Real unmodulated thoughts and feelings have no place in business. They don’t help to keep the atmosphere calm and let things move at an even keel.
The answer, if you’re the boss, is (e) all of the above. I know I didn’t of fer it. It was a trick question. Who needs such honesty! Do you want your colleagues telling you what they actually think of your performance at the office? Do you want your subordinate’s real. opinion of your new haircut? And do you really want to hear unvarnished comments from those whom you might feel like busting up?
No, I do not. I’ve heard enough. Real unmodulated thoughts and feelings have no place in business. They don’t help to keep the atmosphere calm and let things move at an even keel. Besides, frankness mistimed and misplaced can wreck a deal. The effort to produce a false sincerity among a group of people at work or dealing with each other helps to keep things civilized. Beyond its pale lies truth which everyone may not like to hear and which often cannot be managed.

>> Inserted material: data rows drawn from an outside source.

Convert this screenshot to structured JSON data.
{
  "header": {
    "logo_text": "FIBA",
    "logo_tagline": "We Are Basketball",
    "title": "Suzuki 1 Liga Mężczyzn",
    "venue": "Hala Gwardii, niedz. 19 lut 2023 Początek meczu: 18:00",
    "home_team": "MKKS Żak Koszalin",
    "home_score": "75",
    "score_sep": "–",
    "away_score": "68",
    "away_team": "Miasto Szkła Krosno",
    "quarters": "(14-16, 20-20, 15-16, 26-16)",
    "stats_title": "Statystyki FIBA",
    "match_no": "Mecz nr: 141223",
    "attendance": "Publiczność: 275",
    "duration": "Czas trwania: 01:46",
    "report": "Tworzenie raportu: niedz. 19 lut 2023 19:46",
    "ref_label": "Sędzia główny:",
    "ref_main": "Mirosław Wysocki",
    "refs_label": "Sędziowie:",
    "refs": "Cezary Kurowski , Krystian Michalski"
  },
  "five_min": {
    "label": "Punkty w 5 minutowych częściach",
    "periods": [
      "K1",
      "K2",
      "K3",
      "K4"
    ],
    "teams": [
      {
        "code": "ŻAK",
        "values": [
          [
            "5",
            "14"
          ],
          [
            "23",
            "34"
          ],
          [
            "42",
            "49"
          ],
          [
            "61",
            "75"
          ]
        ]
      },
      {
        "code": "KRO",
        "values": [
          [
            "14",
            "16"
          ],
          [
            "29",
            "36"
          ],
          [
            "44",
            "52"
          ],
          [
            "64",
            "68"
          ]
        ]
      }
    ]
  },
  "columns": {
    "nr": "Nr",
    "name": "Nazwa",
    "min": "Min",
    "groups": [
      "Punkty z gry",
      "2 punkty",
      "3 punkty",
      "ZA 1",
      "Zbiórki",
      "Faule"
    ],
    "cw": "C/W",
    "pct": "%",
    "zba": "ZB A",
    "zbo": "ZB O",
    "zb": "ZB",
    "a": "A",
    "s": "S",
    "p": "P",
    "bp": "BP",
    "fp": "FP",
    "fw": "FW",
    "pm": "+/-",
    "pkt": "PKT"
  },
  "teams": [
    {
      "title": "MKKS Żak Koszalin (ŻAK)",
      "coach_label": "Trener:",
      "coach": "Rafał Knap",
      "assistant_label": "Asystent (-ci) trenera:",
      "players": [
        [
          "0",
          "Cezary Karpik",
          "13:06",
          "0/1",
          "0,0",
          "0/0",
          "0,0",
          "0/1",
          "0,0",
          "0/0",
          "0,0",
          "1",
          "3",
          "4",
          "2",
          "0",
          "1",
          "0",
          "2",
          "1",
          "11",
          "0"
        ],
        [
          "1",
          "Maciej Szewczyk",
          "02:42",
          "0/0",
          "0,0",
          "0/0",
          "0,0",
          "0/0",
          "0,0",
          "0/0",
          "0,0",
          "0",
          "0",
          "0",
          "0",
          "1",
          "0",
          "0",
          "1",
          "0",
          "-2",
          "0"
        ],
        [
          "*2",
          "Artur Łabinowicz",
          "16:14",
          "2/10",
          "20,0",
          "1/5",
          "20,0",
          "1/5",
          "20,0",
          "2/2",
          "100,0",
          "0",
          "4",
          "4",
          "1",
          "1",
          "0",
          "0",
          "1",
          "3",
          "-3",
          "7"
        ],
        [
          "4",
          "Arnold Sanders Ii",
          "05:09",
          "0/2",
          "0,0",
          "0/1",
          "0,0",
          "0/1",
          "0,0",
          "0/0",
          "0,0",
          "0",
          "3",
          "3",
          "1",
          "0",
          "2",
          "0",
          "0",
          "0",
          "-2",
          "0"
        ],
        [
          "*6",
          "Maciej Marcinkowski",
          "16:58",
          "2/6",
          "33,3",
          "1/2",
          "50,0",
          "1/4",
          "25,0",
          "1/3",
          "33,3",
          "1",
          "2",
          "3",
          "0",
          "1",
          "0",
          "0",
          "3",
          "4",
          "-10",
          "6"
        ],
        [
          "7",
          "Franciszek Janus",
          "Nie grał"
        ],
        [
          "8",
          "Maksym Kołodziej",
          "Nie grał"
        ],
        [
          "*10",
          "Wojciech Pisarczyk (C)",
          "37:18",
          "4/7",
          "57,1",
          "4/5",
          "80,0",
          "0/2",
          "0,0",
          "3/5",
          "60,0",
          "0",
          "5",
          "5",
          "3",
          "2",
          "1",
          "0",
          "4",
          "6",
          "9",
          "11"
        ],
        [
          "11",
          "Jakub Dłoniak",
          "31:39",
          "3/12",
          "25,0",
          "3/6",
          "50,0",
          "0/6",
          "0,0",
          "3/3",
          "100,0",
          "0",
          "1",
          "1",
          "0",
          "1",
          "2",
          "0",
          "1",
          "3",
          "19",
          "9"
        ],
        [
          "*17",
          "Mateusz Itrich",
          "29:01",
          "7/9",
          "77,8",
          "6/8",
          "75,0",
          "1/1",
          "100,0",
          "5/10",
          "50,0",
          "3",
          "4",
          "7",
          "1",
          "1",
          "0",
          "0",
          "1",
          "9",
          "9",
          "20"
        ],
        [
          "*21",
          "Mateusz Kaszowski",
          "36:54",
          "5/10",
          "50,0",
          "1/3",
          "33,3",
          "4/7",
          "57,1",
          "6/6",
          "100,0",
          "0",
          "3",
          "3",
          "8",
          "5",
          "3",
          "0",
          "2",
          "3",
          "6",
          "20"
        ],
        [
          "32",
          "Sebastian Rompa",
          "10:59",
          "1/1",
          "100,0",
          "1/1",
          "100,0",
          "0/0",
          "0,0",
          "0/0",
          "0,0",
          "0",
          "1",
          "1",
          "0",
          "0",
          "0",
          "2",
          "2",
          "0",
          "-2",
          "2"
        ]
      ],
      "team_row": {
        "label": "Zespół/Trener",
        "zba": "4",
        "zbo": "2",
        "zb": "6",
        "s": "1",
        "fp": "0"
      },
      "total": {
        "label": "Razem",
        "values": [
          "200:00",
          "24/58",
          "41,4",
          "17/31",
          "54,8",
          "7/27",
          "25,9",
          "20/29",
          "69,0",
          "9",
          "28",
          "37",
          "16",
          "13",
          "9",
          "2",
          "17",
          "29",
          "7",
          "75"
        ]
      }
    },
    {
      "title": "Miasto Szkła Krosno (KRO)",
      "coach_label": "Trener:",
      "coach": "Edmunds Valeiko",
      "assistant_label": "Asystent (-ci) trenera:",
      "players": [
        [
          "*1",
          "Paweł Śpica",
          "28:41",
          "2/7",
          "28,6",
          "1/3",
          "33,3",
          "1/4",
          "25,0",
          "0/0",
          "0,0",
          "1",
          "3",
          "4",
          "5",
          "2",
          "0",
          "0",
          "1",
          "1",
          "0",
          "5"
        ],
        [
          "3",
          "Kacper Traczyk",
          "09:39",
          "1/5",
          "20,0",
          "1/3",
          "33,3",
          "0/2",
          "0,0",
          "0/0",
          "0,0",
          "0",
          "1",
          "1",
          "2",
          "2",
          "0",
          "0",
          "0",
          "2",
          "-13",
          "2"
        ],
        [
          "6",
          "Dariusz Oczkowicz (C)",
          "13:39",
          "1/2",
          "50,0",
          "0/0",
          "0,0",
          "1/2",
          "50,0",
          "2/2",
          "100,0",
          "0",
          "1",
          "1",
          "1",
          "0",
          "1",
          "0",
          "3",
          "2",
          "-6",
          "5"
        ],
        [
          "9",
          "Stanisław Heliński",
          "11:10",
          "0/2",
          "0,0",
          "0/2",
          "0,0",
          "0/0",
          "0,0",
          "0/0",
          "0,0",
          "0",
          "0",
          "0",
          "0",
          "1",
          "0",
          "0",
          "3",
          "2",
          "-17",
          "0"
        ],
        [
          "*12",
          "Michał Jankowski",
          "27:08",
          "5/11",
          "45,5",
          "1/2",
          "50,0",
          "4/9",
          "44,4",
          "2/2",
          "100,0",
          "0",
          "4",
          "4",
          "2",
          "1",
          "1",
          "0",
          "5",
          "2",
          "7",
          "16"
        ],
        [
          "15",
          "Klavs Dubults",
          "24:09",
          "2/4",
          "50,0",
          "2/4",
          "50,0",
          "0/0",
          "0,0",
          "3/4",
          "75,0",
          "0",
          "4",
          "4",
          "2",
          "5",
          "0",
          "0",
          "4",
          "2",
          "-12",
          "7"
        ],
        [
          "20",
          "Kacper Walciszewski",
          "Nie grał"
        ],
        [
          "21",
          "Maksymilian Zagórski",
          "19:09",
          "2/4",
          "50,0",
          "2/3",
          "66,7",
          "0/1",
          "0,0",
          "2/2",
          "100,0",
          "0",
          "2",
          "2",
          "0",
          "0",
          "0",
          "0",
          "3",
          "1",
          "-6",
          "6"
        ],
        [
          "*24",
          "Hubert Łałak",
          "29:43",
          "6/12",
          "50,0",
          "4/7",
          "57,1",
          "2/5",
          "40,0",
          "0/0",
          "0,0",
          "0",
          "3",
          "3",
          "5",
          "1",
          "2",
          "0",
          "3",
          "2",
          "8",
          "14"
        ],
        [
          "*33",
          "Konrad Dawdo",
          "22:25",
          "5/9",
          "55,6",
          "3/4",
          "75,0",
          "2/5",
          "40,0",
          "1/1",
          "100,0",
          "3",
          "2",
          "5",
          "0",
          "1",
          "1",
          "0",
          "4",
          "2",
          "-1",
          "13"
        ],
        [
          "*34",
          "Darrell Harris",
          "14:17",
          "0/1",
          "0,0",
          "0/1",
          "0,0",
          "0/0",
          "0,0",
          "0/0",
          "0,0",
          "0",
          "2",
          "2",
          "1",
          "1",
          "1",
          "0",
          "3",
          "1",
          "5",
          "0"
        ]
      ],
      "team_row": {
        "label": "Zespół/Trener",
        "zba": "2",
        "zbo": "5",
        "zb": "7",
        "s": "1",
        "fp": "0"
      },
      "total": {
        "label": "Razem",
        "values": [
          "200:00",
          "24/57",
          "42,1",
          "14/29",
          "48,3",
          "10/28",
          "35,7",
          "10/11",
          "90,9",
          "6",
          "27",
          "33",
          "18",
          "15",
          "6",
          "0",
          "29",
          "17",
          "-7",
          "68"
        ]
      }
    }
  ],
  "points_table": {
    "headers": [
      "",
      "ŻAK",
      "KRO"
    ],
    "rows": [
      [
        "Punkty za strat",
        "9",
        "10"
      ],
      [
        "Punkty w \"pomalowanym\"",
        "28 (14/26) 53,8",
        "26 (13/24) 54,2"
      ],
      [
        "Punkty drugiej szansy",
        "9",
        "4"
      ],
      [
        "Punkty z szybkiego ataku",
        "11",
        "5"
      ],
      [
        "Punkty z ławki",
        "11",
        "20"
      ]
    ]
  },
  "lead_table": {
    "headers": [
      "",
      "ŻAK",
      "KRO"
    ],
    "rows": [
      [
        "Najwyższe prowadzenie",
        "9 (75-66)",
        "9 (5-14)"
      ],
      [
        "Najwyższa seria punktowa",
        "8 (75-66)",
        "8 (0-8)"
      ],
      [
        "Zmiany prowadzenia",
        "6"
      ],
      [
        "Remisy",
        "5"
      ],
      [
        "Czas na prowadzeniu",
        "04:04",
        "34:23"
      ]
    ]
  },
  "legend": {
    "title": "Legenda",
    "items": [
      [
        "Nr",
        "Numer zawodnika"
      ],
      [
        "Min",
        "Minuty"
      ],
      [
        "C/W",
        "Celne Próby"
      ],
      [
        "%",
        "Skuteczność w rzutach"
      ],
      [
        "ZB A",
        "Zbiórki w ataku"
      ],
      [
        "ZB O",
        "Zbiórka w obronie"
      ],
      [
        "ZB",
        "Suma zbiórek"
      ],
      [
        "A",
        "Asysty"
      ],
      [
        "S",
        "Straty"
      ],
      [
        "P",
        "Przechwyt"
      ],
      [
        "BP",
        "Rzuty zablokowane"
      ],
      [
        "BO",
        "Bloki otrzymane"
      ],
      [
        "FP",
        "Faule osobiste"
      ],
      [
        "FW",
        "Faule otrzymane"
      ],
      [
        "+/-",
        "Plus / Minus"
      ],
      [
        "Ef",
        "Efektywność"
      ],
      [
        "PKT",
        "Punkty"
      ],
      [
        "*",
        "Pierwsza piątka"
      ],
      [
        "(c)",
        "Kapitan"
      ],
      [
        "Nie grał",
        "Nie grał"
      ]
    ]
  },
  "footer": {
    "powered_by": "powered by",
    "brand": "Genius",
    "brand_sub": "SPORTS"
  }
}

Then, do I believe in brutal frankness in such situations and when edged into an unbearable corner during a meeting tell everyone that I would rather drop dead than stay a minute longer in the room? No, not at all. It would be best I feel to tell the group what a great meeting it was but that I have pressing business ahead that I just can’t miss. They won’t believe the lie, but they’ll appreciate the effort taken to make it. And that’s how it should go at all times.